An Introduction to Diabetic Retinopathy

Diabetic Retinopathy pic

Diabetic Retinopathy

Since 1974, Retina Associates has provided specialized care for patients in Tucson and southern Arizona. Dr. Cameron Javid and the team at Retina Associates have welcomed numerous individuals with diabetic retinopathy, one of the most common conditions that the practice treats.

Diabetic retinopathy occurs when an excess of sugar in the blood causes damage to the blood vessels in the retina. In the early stage of the disease, known as background or nonproliferative diabetic retinopathy (NPDR), these damaged blood vessels may begin to leak into the retinal tissue.

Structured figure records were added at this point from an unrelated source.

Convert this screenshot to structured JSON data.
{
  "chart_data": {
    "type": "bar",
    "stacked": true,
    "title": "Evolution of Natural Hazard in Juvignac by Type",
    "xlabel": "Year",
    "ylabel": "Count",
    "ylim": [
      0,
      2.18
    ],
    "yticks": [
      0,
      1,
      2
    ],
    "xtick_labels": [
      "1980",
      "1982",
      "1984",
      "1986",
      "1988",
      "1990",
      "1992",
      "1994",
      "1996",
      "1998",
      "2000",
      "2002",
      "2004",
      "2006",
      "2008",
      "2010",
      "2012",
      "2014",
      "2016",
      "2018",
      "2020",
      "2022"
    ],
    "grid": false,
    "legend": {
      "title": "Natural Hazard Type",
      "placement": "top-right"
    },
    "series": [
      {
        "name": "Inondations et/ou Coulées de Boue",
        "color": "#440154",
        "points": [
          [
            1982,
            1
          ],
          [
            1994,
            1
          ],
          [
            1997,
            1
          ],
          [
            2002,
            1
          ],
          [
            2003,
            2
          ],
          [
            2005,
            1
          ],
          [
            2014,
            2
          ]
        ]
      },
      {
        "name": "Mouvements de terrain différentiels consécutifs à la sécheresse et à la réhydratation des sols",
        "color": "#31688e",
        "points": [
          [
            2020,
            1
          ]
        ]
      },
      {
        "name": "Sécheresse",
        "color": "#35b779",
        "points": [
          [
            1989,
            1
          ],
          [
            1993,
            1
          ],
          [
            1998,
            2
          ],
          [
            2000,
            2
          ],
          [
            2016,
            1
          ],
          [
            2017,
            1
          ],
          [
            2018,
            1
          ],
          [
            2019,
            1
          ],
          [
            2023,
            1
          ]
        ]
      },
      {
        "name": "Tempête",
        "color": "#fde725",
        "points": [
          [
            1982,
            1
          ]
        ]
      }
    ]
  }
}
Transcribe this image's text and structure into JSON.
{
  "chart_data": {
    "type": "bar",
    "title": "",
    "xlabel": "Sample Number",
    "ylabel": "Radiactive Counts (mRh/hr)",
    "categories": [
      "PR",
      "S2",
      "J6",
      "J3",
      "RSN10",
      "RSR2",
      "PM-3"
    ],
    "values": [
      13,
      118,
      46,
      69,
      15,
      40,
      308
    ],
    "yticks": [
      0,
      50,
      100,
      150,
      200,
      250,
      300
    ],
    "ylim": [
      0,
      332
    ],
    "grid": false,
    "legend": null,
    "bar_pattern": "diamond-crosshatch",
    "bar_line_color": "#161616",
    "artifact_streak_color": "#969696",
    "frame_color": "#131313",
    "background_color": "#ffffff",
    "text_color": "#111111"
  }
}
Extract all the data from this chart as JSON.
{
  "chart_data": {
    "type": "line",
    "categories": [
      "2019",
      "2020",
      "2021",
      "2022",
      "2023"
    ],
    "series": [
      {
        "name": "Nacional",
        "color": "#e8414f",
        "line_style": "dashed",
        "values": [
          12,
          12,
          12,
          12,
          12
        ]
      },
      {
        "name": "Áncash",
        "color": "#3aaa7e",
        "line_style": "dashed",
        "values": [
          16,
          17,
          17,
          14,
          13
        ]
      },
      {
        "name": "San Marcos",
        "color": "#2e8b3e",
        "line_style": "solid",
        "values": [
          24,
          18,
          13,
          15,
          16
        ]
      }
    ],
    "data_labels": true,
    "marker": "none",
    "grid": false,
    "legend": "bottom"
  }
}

NPDR is often mild and typically asymptomatic, though it may lead to the closing of capillaries in the retina and a subsequent blurring of vision. Patients may also experience a swelling of the macula, a small region at the center of the retina that is responsible for central and precise vision. Swelling in this region stands out as the most frequent cause of vision loss in patients with diabetes.

Some patients with diabetic retinopathy develop the proliferative form of the disease, which manifests with retinal blood vessels closing and impeding blood flow. Although the retina does then respond by creating new blood vessels, these vessels are structurally abnormal and do not allow for sufficient blood flow.

Proliferative diabetic retinopathy (PDR) can lead to more severe loss of vision as compared to NPDR. Patients can develop a retinal detachment or a neovascular glaucoma, the latter of which occurs when new blood vessels grow in the iris and block the flow of fluid from the eye. As a result, pressure builds up in the eye and leads to damage of the optic nerve.

Patients with PDR are also at risk of vitreous hemorrhage, or the leaking of blood into the vitreous gel located in the central portion of the eye. This leakage blocks light rays from reaching the retina and causes varying degrees of vision loss. Vision often returns when the leakage clears, though the loss may be permanent if macular damage is present. Therefore, it’s extremely important for all diabetics to obtain regular exams of their retina.